InBev and Anheuser-Busch announced an agreement to combine the two companies, forming the world’s leading global brewer. A-B shareholders will receive $70 per share in cash, for an aggregate equity value of $52 billion. The combined company will be called Anheuser-Busch InBev. Both companies’ Boards unanimously approved the transaction.
The combination of Anheuser-Busch and InBev will create the global leader in the beer industry and one of the world’s top five consumer products companies. On a pro-forma basis for 2007, the combined company would have generated revenues of $36.4 billion and EBITDA of $10.7 billion.
The company will make St. Louis, Missouri the headquarters for the North American region and the global home of the flagship Budweiser brand. Given the limited geographical overlap between the two businesses and the efficiency of Anheuser-Busch’s brewery footprint in the United States, all of Anheuser-Busch’s U.S. breweries will remain open.

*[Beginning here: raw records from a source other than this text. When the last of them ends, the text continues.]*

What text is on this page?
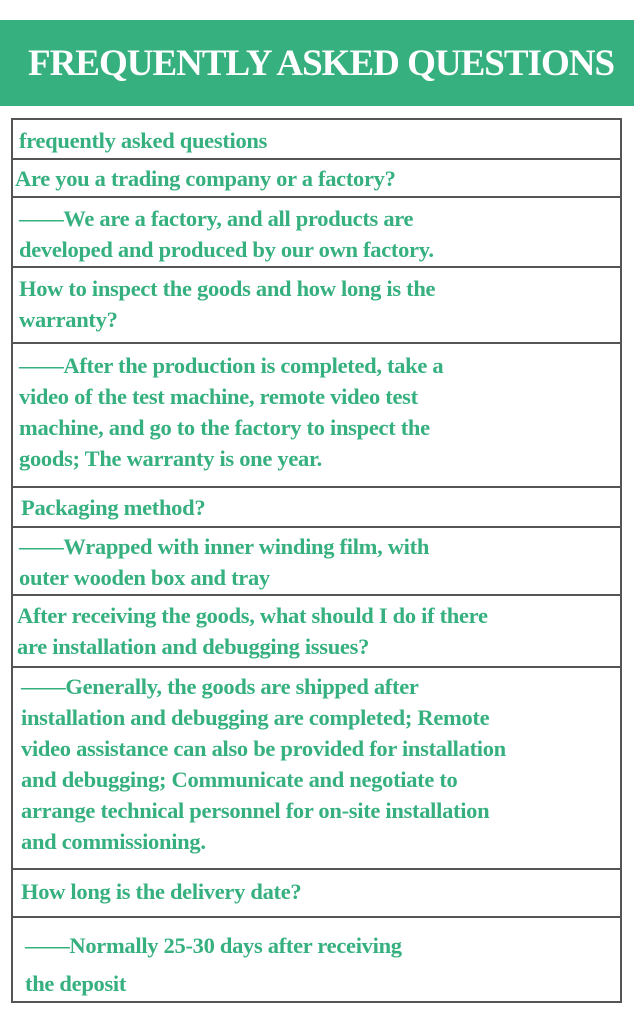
FREQUENTLY ASKED QUESTIONS
frequently asked questions
Are you a trading company or a factory?
——We are a factory, and all products are
developed and produced by our own factory.
How to inspect the goods and how long is the
warranty?
——After the production is completed, take a
video of the test machine, remote video test
machine, and go to the factory to inspect the
goods; The warranty is one year.
Packaging method?
——Wrapped with inner winding film, with
outer wooden box and tray
After receiving the goods, what should I do if there
are installation and debugging issues?
——Generally, the goods are shipped after
installation and debugging are completed; Remote
video assistance can also be provided for installation
and debugging; Communicate and negotiate to
arrange technical personnel for on-site installation
and commissioning.
How long is the delivery date?
——Normally 25-30 days after receiving
the deposit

InBev CEO Carlos Brito will be chief executive officer of the combined company. The Board of the combined company will be comprised of the existing directors of the InBev Board, A-B President and CEO August Busch IV and one other current or former director from the A-B Board. In addition, the combined company’s management team will draw from key members of both InBev’s and Anheuser-Busch’s current leadership. Anheuser-Busch will become a wholly owned subsidiary of InBev upon the completion of this transaction.
Budweiser, together with Stella Artois and Beck’s, will become the combined company’s leading global brands. The combination will yield cost synergies of at least $1.5 billion annually by 2011 phased in equally over three years. Synergies will largely be driven by sharing best practices, economies of scale and rationalization of overlapping corporate functions. InBev has a strong track record of delivering synergies in past transactions and is confident in its ability to achieve these synergies.
RBR/TVBR observation: Perhaps the synergies will include InBev taking over the media buying for the combined entity. This may happen soon enough to reverse the recent A-B decision to cut radio out of the second half of 2008. It may be a good time for radio sales teams to introduce themselves to the InBev marketing staff and media agencies.